Ebbi l'impressione che la paura di solidificasse, che mi bagnasse i piedi, rendendoli freddi, che salisse, inzuppandomi i vestiti. Mossi le mani e in meno di un secondo capii che il rumore di onde che sentivo nelle orecchie, che si era insinuato nei miei timpani, coprendo i passi, non era la mia immaginazione.

C'era davvero dell'acqua che saliva, che stava inondando la piccola tenda di velluto non impermeabile, bagnandoci le vesti e intensificando il freddo che già premeva su di noi con una pressione altissima.

Il grido di Sabrina proruppe come uno sparo nella notte.

L'acqua mi arrivava alla vita e la paura saliva quanto il liquido gelato, mentre dalla mia bocca usciva soltanto qualche gemito soffocato.

- Via! – la voce di Ambra mi esplose nelle orecchie mentre una minuscola fiamma, proveniente dalla sua mano, si accendeva nel buio, illuminando l'uscita della tenda, quasi interamente sommersa.

Uscimmo tutti dall'imboccatura ormai ricoperta d'acqua.

La bocca mi si riempii di freddo quando la testa si immerse e gli occhi cominciarono a bruciare.

Dov'era la luce?

Non vedevo più niente. Avevo solo la certezza che i miei occhi fossero cechi e che l'aria mi era stata privata. Una corrente forte mi sbalzò all'indietro mentre nelle orecchie irrompeva il brusio delle onde.

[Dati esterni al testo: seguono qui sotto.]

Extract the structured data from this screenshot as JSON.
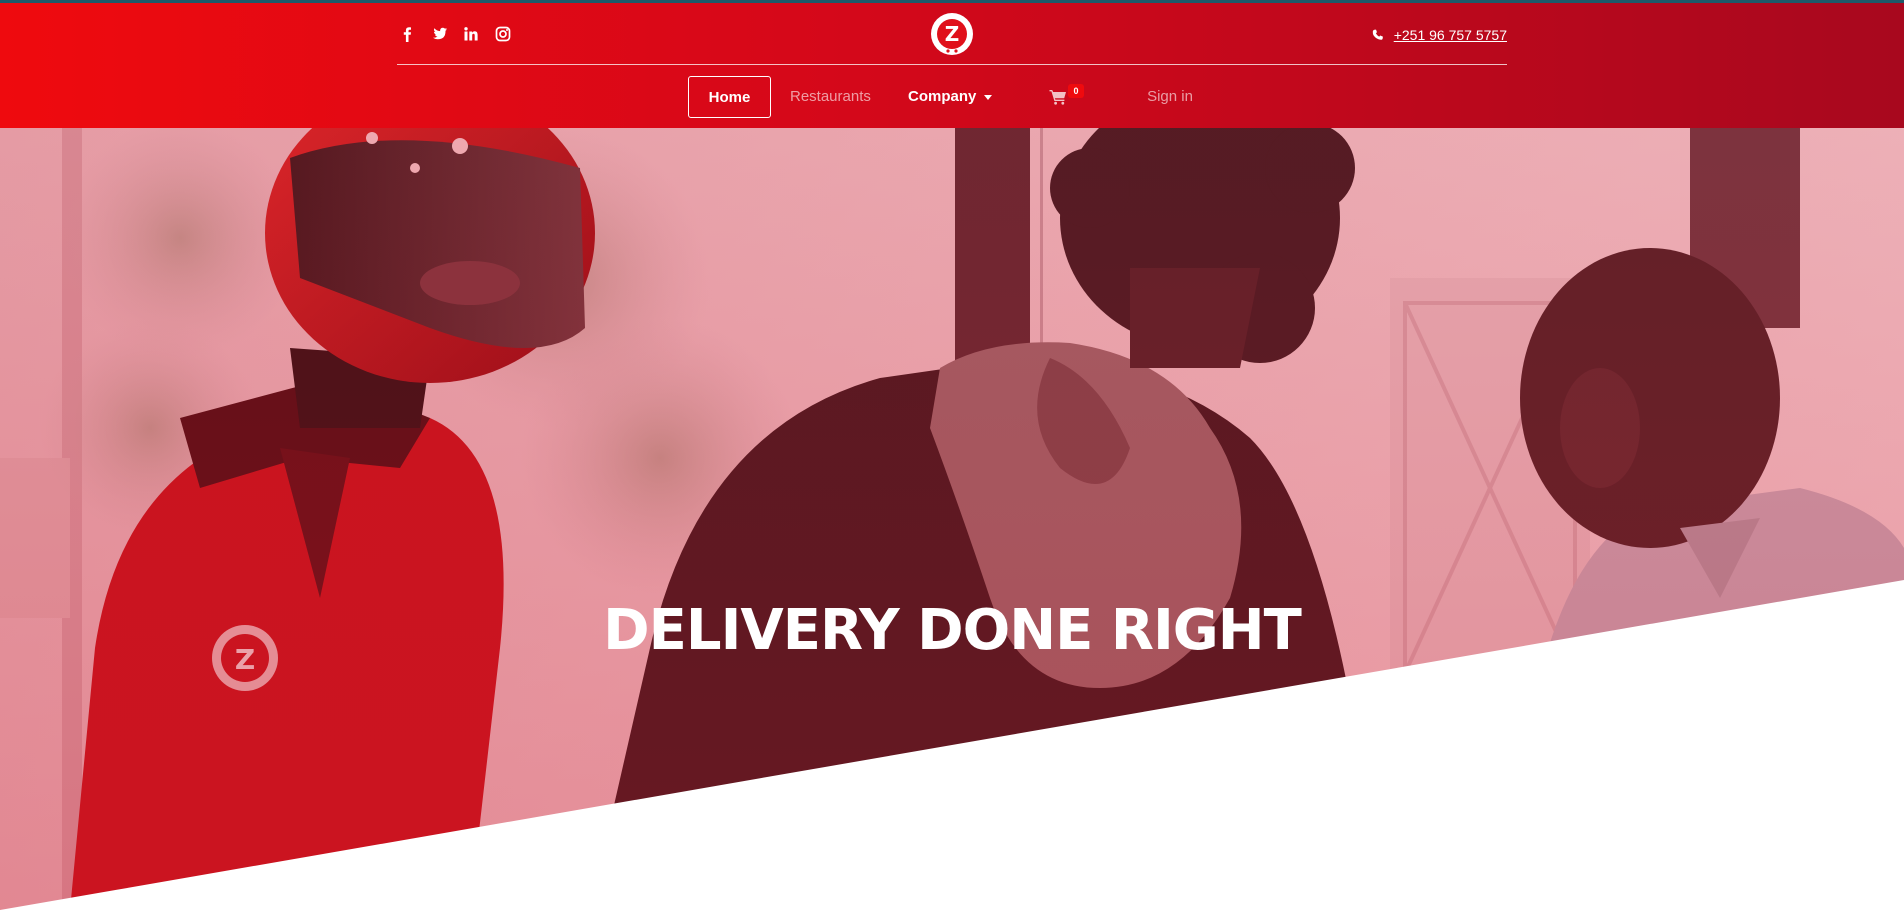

Mi agitai come una lucertola nella mano di un bambino, cercando un appiglio, un segno, qualsiasi cosa; ma intorno a me c'era solo buio. Quello che invece non c'era, era l'aria.

Avevo fame di ossigeno. Era l'unica cosa che sapevo mentre le mani si agitavano nel vuoto e le narici si riempivano d'acqua.

Scalciai con forza in una direzione imprecisata mentre una forte corrente mi spingeva verso chissà dove. L'acqua mi sommergeva, nelle orecchie c'era solo un fruscio bizzarro e senza significato.

Sentivo i polmoni bruciare mentre i miei occhi scrutavano le tenebre con quella minuscola scintilla di speranza che ancora brillava in me.

Ma non riuscivo più a respirare. L'aria mi era stata privata e ora, senza di essa, sarei morta.

Non avrei sentito nulla, almeno. Sarebbe stato come addormentarsi e non risvegliarsi mai più. Sarei morta con il buio negli occhi, sapendo che il mio Elemento mi circondava. Ma sarei davvero morta? Anche durante la caduta pensavo di morire, ma poi era sopravvissuta. Sarebbe sopraggiunto ancora quel miracolo?

I muscoli di tutto il corpo cominciarono a gemere, lamentandosi dello sforzo del nuoto, implorando il riposo dopo la caduta. Ma non potevo dargli retta.

Mi agitai finché ogni minuscola lucciola in me non fu sovrastata dal buio.

Non c'era più aria in me, come non c'era più speranza. Quella volta sarei morta, ne ero certa.

Chiusi gli occhi, lasciandomi trasportare dalla corrente.

Addio fu il mio ultimo pensiero, prima che le tenebre mi inghiottissero per sempre.